Борис белокуров усов причина смерти

Борис Усов — «независимый, ни на что не похожий, автохтонный — этим он и ценен»

Воспоминания Дениса Третьякова, журналиста, музыканта, лидера группы «Церковь детства» о музыканте Борисе Усове

На 48-м году жизни скончался Борис Анатольевич Усов, он же Белокуров. На мой взгляд, это один из главных лириков, поэтов-сонграйтеров в современной рок-музыке, один из самых пронзительных, остро чувствующих ситуацию в культуре и в мире людей, человек совершенно неординарных поэтических возможностей, человек, который и жил, как оголённый нерв, и писал как будто под током.

Я думаю, что это потеря невосполнимая. К большому сожалению, если его не знает широкая аудитория, это совершенно ничего не означает, и никогда в России не сказывалось на качество таланта. Усов был центром московского андеграудного формэйшена — группы людей, которые с начала 1990-х занимались самиздатом. Он делал знаменитый журнал «Шумелаъ мышь», а потом, соответственно, «Мир искусства», создал группу «Соломенные еноты», которая, как андеграунд, принципиально находилась в оппозиции ко всему истеблишменту, в том числе — культурному. Группа принципиально не играла на больших площадках, записывали домашние альбомы, не издавались, Боря не любил и не хотел, чтобы его издавали на дисках, это уже в последние годы произошло с распадом группы. Он не признавал интернет – «нету никакого Интернета» (цитата из песни), ничего не этого хотел. Он считал, что здесь, в России, очень узкая группа людей способна воспринимать эту поэзию и эти песни.

Но эта группа постепенно расширялась, людей становилось всё больше и больше, и уже на рубеже 2000-х годов, когда у «Соломенных енотов» вышел последний альбом «Эн и я» 2001 года, группа в андеграунде получила суперкультовый статус и котировалась среди любителей рок-музыки так же масштабно, как и «Гражданская оборона» или другие наши знаменитые подпольные группы.

Это произошло ещё и потому, что огромное количество очень образованных и культурных людей в самых разных сферах – киновед Стас Ростоцкий, журналист Максим Семеляк, журналист Андрей Гурьев сделали всё, что могли, чтобы про Усова узнала как можно более широкая группа людей, несмотря на то, что Боря этого всячески избегал и категорически отказывался от популярности во всех формах вообще.

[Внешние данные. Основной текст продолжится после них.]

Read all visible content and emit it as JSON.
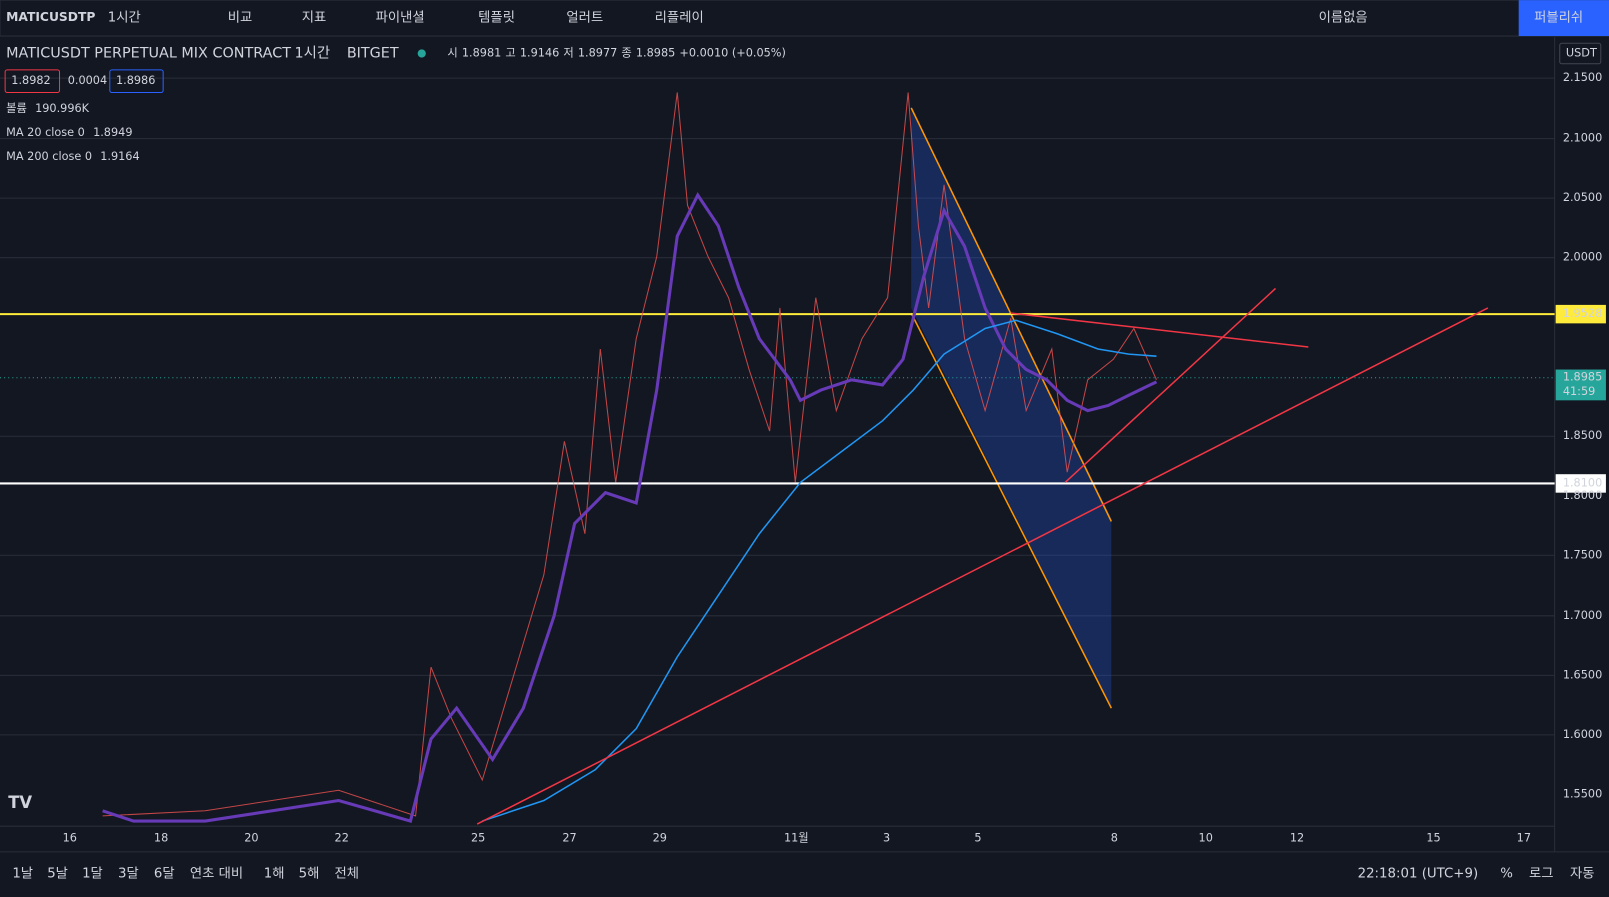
{
  "toolbar": {
    "symbol": "MATICUSDTP",
    "interval": "1시간",
    "items": [
      "비교",
      "지표",
      "파이낸셜",
      "템플릿",
      "얼러트",
      "리플레이"
    ],
    "layout_name": "이름없음",
    "publish": "퍼블리쉬"
  },
  "legend": {
    "title": "MATICUSDT PERPETUAL MIX CONTRACT",
    "interval": "1시간",
    "exchange": "BITGET",
    "ohlc": [
      "시",
      "1.8981",
      "고",
      "1.9146",
      "저",
      "1.8977",
      "종",
      "1.8985",
      "+0.0010 (+0.05%)"
    ],
    "bid": "1.8982",
    "spread": "0.0004",
    "ask": "1.8986",
    "indicators": [
      {
        "name": "볼륨",
        "value": "190.996K"
      },
      {
        "name": "MA 20 close 0",
        "value": "1.8949"
      },
      {
        "name": "MA 200 close 0",
        "value": "1.9164"
      }
    ]
  },
  "price_axis": {
    "currency": "USDT",
    "ticks": [
      "2.1500",
      "2.1000",
      "2.0500",
      "2.0000",
      "1.8500",
      "1.8000",
      "1.7500",
      "1.7000",
      "1.6500",
      "1.6000",
      "1.5500"
    ],
    "resistance": "1.9528",
    "last_price": "1.8985",
    "countdown": "41:59",
    "support": "1.8100"
  },
  "time_axis": [
    "16",
    "18",
    "20",
    "22",
    "25",
    "27",
    "29",
    "11월",
    "3",
    "5",
    "8",
    "10",
    "12",
    "15",
    "17"
  ],
  "bottom_bar": {
    "ranges": [
      "1날",
      "5날",
      "1달",
      "3달",
      "6달",
      "연초 대비",
      "1해",
      "5해",
      "전체"
    ],
    "clock": "22:18:01 (UTC+9)",
    "options": [
      "%",
      "로그",
      "자동"
    ]
  }
}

Он очень просто жил, очень бедно в своей квартире в Коньково. У него не было никакой звёздности, человек был совершенно ровный, спокойный. Я думаю, это было правильно сделано. Потом ещё вышла книга Феликса Сандалова – «Формэйшн. История одной сцены», где Боря Усов – одна из центральных фигур московской поэтической рок-музыкальной тусовки, формэйшена, наряду с Сантимом — «Банда четырёх», наряду с Боряном Покидько — «Лисичкин хлеб». Это некая троица. Хотя надо сказать, что все эти люди начинали вместе и Борян Покидько был барабанщиком в «Соломенных енотах», всё это одна тусовка, но Боря был её центральным нервом.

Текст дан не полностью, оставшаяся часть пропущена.